History

United Kingdom
- Name: Stirling
- Builder: Montreal
- Launched: 1812
- Fate: Last listed 1821; possibly wrecked in 1821
- Notes: Some sources conflate this vessel with Starling

General characteristics
- Tons burthen: 383, or 394, or 397 (bm)

= Stirling (1812 ship) =

Stirling (or Sterling, or Starling) was built in 1812 at Montreal, Quebec. She apparently traded out of Liverpool as a West Indiaman. There is little evidence that she traded as an East Indiaman. She was last listed in 1821 and a vessel named Sterling, sailing out of Quebec, was wrecked in November 1821.

==Career==
It is not entirely certain when Stirling first entered Lloyd's Register (LR). A Sterling, of 283 tons burthen, launched at Quebec in 1812, entered in 1813 with Greenwood, master, Burrows, owner, and trade Liverpool–St Croix. (Note: The most complete listing of vessels launched at Quebec has no Sterling being launched in 1812. The only Sterling appears in 1874. In subsequent issues of LR, her burthen becomes 383 tons. The Canadian Archives shows Stirling, of 394 tons (bm), launched at Montreal in 1812. It further notes that a letter from Lancaster dated 10 December 1812 reported that she had been re-registered.)

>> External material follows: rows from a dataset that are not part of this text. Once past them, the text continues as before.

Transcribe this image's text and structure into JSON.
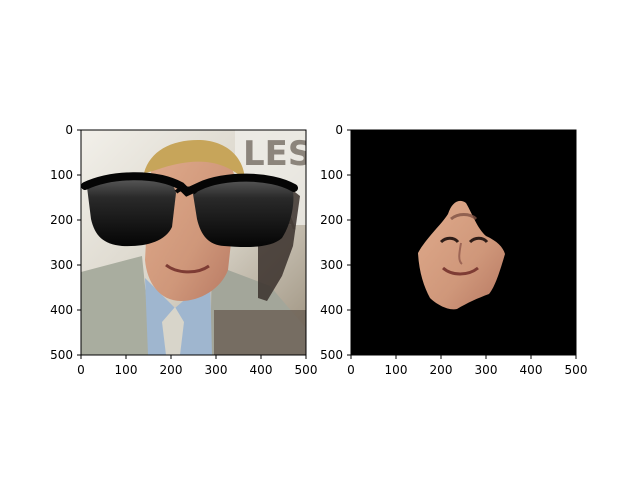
{
  "chart_data": [
    {
      "type": "image",
      "subplot": "left",
      "content": "portrait with overlaid sunglasses",
      "xlim": [
        0,
        500
      ],
      "ylim": [
        500,
        0
      ],
      "xticks": [
        0,
        100,
        200,
        300,
        400,
        500
      ],
      "yticks": [
        0,
        100,
        200,
        300,
        400,
        500
      ],
      "xtick_labels": [
        "0",
        "100",
        "200",
        "300",
        "400",
        "500"
      ],
      "ytick_labels": [
        "0",
        "100",
        "200",
        "300",
        "400",
        "500"
      ],
      "title": "",
      "xlabel": "",
      "ylabel": "",
      "colors": {
        "background_wall": "#d7d2c6",
        "jacket": "#a9ad9f",
        "shirt": "#9fb6cf",
        "skin": "#d19a7c",
        "hair": "#c7a55a",
        "sunglasses": "#171717",
        "sunglasses_frame": "#050505"
      }
    },
    {
      "type": "image",
      "subplot": "right",
      "content": "face mask isolated on black background",
      "xlim": [
        0,
        500
      ],
      "ylim": [
        500,
        0
      ],
      "xticks": [
        0,
        100,
        200,
        300,
        400,
        500
      ],
      "yticks": [
        0,
        100,
        200,
        300,
        400,
        500
      ],
      "xtick_labels": [
        "0",
        "100",
        "200",
        "300",
        "400",
        "500"
      ],
      "ytick_labels": [
        "0",
        "100",
        "200",
        "300",
        "400",
        "500"
      ],
      "title": "",
      "xlabel": "",
      "ylabel": "",
      "colors": {
        "background": "#000000",
        "skin": "#cf977a",
        "shadow": "#8c5d4a"
      }
    }
  ]
}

Lloyd's Register for 1818 showed Sterling, launched in Quebec in 1812, of 383 tons burthen, with W. Fryer, master, changing to Bathgate, and Cook & Co., owners. Her trade was Liverpool–Boston, changing to Liverpool–Calcutta.

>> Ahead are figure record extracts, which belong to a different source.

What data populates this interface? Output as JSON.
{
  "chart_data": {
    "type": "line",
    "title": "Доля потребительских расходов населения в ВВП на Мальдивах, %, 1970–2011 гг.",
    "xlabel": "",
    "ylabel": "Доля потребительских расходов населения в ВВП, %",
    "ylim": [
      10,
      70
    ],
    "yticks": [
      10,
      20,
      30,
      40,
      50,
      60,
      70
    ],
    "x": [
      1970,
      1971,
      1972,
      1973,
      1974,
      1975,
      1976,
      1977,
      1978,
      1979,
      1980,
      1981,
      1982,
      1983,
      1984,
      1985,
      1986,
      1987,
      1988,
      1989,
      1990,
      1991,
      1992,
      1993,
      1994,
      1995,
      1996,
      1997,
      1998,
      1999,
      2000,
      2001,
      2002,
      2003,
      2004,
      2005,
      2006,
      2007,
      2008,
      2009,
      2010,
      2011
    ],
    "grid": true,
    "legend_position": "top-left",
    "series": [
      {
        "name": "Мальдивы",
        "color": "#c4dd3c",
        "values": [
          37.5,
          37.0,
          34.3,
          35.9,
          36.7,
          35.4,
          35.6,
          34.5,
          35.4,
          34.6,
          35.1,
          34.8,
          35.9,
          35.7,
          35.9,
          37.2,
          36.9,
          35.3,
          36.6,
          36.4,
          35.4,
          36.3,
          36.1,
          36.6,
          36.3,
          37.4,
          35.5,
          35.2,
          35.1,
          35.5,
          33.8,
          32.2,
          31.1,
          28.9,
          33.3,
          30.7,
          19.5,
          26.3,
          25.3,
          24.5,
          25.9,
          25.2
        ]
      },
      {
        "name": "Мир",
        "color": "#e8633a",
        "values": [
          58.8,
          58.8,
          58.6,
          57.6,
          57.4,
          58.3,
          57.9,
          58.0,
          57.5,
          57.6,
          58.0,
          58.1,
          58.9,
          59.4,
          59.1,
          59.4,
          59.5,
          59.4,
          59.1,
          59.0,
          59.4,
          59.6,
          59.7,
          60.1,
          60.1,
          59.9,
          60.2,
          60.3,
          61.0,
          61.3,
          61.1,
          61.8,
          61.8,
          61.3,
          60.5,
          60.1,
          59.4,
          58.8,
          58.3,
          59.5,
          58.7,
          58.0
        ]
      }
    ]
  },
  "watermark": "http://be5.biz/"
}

Lloyd's Register and the Register of Shipping were only as accurate as owners chose to keep them.

It is not clear that Sterling ever sailed to India. The British East India Company (EIC), in 1813 lost its monopoly on the trade between Britain and India. Until 1833, vessels sailing to India and South East-Asia from Britain sailed under a license from the EIC unless they were under contract to the EIC. Sterling/Starling does not appear on the list in Lloyd's Register of vessels sailing under such a license.

Starling, of 383 tons burthen, built at Quebec in 1812, last appeared in the Register of Shipping (RS), in 1820. She was listed with Kennion, master and owner, and trade Liverpool–Demerara. (Note: The only Starling launched in Quebec was launched in 1854.) Sterling last appeared in Lloyd's Register in 1821 with W. Bathgate, master, Waring & Co., owners, and trade Liverpool–Calcutta. She had undergone repairs in 1818.

==Fate==
A Sterling, Whyte, master, sailing from Quebec to Barbados, was wrecked at Quebec on 24 November during a gale.